Physical things break, too: Why I'm going digital
I spent half of the last weekend doing something sobering: I dragged wet bags of trash out of my parents' flooded basement on Long Island. Up to 7 inches of groundwater rose up after a recent series of rainstorms, and the unfortunate result was that boxes of old papers, books, and childhood possessions were irrevocably waterlogged and destroyed.
We should have gone through the boxes earlier, some years before. Old game systems--the Atari 5200, Sega CD game boxes, piles of Sega Genesis games, and peripherals--had to be thrown out. Electronic board games and puzzles, too. I could put together an amazing slideshow of what was gotten rid of, but it was too painful, and the humidity downstairs was overwhelming. That's not the point.
My real reflection, or observation, came when dealing with notebooks and papers that also had to be thrown out, and albums of photographs that were soaked. Not to trivialize matters, but I had just purchased an iPad the day before--in itself a thing, too, but one that represents the current and coming all-digital and cloud-based lifestyle where books, photos, videos, and even possibly memories are digitized and made intangible. The attack levied on a lifestyle of digital goods is that you don't get to own "the thing," the object that is somehow more valuable than the e-good it's replacing.

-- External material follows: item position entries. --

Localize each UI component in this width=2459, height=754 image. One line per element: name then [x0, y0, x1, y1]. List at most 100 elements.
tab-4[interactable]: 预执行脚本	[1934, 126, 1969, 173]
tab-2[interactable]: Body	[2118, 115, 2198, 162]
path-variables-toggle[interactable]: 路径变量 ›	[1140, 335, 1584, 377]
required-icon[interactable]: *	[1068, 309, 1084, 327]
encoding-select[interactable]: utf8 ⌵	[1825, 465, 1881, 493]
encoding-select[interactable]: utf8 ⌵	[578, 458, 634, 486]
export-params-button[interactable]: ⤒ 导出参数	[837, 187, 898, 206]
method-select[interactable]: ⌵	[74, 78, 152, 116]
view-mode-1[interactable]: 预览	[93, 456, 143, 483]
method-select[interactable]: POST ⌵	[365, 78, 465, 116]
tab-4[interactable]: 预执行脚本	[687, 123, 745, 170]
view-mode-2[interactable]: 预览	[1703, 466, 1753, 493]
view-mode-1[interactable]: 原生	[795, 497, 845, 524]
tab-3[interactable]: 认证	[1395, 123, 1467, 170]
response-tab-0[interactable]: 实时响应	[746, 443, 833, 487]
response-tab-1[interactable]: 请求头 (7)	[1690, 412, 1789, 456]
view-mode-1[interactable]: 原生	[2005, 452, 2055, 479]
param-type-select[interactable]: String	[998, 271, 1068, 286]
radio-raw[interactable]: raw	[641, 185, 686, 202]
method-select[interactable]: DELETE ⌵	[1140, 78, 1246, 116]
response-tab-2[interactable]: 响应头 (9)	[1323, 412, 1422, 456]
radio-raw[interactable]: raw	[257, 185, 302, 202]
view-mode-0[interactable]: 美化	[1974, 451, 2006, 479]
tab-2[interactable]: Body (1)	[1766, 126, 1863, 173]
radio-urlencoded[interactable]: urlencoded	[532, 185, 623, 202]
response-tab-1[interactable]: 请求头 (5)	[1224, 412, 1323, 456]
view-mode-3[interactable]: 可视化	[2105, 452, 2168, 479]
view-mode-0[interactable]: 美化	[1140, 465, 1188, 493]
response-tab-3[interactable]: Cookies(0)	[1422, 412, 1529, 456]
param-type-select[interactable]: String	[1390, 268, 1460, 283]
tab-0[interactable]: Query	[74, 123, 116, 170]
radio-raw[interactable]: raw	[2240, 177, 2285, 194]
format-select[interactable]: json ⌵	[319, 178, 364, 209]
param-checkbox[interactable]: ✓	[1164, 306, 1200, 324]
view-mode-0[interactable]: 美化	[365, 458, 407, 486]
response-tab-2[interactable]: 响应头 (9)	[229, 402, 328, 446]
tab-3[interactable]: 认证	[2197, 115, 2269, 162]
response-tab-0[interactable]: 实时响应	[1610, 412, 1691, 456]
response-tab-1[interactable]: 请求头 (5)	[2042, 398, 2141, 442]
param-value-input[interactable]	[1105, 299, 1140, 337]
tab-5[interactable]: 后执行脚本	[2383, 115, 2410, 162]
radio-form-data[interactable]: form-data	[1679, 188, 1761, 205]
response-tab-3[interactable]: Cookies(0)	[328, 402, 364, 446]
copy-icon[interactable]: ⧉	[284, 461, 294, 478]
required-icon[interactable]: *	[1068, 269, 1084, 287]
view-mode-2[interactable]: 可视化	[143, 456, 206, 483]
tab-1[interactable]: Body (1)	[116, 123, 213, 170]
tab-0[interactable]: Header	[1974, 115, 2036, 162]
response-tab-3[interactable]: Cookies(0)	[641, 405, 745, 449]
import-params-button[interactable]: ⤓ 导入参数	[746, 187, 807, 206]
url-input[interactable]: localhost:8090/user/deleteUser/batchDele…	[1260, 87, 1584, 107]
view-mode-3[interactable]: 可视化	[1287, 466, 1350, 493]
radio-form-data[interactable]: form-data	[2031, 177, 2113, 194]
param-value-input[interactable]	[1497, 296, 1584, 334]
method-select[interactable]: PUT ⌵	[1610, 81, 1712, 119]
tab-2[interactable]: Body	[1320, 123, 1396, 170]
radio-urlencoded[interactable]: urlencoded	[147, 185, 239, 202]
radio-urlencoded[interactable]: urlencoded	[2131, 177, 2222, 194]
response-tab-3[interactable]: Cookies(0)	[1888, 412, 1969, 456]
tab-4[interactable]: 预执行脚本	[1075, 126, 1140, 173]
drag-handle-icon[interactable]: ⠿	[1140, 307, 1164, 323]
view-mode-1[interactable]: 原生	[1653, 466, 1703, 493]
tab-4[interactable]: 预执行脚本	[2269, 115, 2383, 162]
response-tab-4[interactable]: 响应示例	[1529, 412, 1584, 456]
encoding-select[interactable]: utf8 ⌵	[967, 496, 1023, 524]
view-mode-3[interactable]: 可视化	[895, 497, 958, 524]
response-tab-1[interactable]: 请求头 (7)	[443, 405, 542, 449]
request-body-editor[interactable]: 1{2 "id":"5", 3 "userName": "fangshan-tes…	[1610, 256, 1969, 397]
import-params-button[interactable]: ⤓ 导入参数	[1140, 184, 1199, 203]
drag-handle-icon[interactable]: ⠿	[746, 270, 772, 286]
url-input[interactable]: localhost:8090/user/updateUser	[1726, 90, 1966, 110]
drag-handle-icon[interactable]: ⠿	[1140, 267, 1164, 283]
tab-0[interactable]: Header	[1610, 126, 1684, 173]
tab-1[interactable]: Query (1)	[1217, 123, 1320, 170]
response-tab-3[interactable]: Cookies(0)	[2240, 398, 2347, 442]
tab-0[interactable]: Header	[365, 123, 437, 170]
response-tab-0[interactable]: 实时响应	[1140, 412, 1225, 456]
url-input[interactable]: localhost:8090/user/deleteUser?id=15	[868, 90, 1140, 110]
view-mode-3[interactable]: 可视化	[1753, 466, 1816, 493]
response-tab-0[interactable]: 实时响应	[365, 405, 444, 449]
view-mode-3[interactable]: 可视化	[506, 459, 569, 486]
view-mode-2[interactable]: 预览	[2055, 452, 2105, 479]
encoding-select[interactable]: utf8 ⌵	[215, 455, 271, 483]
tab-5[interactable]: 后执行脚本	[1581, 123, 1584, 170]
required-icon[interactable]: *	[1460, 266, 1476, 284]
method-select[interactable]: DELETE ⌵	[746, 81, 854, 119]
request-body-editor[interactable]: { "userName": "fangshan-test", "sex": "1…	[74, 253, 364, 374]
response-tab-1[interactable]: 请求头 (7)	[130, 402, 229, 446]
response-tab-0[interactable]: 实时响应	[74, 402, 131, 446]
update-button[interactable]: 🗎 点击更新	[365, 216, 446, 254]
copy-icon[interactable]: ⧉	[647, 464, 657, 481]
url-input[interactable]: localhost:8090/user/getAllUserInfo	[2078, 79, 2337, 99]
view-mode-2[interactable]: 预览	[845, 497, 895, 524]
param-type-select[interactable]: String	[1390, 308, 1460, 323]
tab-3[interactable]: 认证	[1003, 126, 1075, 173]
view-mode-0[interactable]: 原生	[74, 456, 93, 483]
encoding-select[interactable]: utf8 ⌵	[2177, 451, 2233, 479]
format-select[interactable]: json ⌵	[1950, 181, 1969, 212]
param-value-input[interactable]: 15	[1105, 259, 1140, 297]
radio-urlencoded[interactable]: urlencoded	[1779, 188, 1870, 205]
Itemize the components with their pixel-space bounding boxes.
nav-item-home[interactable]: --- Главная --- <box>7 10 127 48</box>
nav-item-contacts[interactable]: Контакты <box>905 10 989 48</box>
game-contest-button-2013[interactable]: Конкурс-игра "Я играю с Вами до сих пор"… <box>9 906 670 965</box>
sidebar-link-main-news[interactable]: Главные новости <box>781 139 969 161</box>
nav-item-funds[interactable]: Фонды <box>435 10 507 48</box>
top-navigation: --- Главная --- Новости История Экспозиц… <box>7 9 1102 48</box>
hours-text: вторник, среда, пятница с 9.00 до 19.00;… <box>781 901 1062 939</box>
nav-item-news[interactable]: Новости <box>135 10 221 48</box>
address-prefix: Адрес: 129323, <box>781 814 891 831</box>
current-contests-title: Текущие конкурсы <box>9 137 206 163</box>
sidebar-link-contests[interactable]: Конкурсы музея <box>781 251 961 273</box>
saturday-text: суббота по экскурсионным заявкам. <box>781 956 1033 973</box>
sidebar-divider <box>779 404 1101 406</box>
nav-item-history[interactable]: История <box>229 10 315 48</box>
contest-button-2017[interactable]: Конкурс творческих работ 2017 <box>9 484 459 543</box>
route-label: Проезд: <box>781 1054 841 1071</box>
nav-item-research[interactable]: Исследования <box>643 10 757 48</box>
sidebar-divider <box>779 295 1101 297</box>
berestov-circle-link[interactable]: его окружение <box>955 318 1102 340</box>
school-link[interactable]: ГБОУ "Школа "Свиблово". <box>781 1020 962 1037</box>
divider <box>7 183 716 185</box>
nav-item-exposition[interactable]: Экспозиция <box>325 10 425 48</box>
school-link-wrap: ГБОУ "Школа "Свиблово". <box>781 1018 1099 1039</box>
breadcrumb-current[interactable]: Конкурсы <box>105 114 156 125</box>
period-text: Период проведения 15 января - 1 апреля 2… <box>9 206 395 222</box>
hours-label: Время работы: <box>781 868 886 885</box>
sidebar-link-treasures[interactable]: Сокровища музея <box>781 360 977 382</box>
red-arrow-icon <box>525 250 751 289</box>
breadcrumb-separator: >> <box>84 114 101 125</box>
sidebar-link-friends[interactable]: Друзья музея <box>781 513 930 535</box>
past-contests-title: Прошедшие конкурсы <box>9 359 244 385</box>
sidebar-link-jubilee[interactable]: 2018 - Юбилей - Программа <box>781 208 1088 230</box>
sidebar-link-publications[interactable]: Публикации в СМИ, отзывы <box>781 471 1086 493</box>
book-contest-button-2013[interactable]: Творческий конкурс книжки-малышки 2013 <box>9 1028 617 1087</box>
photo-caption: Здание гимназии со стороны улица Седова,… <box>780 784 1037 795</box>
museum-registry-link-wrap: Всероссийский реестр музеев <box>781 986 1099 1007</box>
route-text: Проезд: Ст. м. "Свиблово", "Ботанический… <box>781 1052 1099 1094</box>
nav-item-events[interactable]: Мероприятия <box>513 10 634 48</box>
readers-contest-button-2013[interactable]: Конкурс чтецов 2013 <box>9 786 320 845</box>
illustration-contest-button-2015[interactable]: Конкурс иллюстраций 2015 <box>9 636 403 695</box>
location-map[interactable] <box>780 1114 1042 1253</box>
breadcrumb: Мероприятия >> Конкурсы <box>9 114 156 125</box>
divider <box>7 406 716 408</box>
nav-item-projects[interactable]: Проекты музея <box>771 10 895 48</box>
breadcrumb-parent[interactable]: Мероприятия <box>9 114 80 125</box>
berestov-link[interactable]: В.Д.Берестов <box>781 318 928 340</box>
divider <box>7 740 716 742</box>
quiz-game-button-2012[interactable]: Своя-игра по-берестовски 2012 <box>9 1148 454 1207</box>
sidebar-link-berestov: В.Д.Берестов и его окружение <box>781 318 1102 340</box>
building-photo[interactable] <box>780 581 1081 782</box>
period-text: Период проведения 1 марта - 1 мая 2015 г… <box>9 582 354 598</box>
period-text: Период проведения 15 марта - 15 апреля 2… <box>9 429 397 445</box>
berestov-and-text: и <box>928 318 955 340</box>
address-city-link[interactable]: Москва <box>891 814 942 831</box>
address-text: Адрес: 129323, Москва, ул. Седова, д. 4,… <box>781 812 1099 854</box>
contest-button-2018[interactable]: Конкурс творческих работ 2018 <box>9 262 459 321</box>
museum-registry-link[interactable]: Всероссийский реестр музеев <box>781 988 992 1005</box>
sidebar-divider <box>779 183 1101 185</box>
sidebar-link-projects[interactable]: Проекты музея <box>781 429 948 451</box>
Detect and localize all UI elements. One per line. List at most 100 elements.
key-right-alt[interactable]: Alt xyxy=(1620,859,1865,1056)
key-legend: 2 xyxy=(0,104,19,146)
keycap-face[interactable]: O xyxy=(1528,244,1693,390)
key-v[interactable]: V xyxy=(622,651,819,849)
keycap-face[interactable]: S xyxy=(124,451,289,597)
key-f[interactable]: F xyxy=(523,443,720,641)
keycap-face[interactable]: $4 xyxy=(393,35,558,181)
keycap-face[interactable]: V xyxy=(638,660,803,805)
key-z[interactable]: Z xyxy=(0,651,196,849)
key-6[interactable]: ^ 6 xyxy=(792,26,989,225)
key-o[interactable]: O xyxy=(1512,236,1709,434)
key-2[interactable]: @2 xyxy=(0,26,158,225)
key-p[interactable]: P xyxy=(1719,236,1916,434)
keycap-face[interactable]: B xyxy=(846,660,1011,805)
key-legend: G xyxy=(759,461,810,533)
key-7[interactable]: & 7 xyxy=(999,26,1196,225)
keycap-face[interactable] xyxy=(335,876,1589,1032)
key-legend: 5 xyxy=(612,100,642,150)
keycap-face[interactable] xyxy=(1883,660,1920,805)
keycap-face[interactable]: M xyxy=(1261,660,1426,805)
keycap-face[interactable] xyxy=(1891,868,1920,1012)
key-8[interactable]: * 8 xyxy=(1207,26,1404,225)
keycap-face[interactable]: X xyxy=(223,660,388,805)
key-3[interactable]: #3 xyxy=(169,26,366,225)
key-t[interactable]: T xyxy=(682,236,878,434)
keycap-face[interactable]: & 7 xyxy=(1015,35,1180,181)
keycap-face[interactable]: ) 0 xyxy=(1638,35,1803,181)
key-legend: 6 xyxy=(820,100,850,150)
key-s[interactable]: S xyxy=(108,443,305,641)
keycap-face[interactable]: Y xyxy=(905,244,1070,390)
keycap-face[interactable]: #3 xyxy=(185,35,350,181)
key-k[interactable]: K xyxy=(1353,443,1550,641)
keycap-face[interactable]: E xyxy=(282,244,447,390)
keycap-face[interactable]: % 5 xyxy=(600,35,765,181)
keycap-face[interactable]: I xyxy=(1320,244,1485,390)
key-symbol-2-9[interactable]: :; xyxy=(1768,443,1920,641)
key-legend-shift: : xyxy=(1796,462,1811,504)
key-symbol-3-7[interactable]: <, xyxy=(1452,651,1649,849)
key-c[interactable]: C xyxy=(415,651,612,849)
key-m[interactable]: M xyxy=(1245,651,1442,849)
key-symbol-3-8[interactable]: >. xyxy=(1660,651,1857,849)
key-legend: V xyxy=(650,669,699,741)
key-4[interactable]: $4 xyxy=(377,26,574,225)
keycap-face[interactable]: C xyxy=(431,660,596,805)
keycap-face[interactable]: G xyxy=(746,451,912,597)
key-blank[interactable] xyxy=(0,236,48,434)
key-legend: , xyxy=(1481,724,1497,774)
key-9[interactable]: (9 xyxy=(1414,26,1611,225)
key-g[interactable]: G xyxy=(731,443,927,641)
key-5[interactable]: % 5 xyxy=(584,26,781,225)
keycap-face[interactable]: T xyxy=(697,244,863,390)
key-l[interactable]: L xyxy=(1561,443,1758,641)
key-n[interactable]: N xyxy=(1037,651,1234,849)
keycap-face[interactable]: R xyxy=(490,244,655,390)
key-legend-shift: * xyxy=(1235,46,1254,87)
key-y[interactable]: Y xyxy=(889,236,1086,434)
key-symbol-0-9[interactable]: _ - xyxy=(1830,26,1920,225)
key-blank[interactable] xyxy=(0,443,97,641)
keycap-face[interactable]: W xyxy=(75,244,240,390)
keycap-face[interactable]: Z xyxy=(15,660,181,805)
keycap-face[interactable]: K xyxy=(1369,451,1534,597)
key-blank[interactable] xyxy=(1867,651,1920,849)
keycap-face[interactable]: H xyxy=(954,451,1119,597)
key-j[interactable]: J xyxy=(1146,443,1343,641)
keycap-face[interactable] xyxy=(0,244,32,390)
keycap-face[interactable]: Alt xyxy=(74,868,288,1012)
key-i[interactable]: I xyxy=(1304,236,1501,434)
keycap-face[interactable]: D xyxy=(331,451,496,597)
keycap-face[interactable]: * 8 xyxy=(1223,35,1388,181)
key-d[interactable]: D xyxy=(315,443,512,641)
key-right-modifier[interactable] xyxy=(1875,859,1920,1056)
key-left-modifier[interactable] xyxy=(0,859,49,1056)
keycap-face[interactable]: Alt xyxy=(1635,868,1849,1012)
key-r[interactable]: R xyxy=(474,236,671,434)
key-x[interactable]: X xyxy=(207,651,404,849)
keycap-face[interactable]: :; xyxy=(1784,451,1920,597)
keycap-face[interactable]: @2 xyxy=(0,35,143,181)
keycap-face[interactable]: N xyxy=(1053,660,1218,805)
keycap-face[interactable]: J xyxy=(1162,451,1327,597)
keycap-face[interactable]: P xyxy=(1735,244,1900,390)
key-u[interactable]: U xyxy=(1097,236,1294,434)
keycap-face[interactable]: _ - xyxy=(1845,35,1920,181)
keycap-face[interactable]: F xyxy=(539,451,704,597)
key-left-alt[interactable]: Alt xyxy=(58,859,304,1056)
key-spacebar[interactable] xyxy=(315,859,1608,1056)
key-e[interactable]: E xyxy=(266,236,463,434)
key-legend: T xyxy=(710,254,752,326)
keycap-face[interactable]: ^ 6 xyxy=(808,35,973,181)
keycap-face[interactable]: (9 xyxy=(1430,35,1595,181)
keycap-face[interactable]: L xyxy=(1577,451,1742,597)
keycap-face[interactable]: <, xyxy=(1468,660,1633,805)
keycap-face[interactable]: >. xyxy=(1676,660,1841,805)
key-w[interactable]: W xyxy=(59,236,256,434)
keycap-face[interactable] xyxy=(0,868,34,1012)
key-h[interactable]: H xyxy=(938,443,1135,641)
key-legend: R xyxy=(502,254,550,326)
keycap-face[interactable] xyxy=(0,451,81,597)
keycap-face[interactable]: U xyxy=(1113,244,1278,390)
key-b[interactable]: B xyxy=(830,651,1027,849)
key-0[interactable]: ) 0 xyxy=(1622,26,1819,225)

Well, tell that to my waterlogged games and books. Right now I'd prefer to re-download the games over PSN, or sync back up to my Kindle app. Yes, digital files can get corrupted, hard drives break, clouds can go haywire and erase mail or documents. But our physical possessions can be destroyed, too. Everything falls apart eventually. I told my parents, who were distraught with losing so many things they saved over the years, that if you think about it, we really don't own anything in our lives. We come, we go, and everything--physical or digital--decays.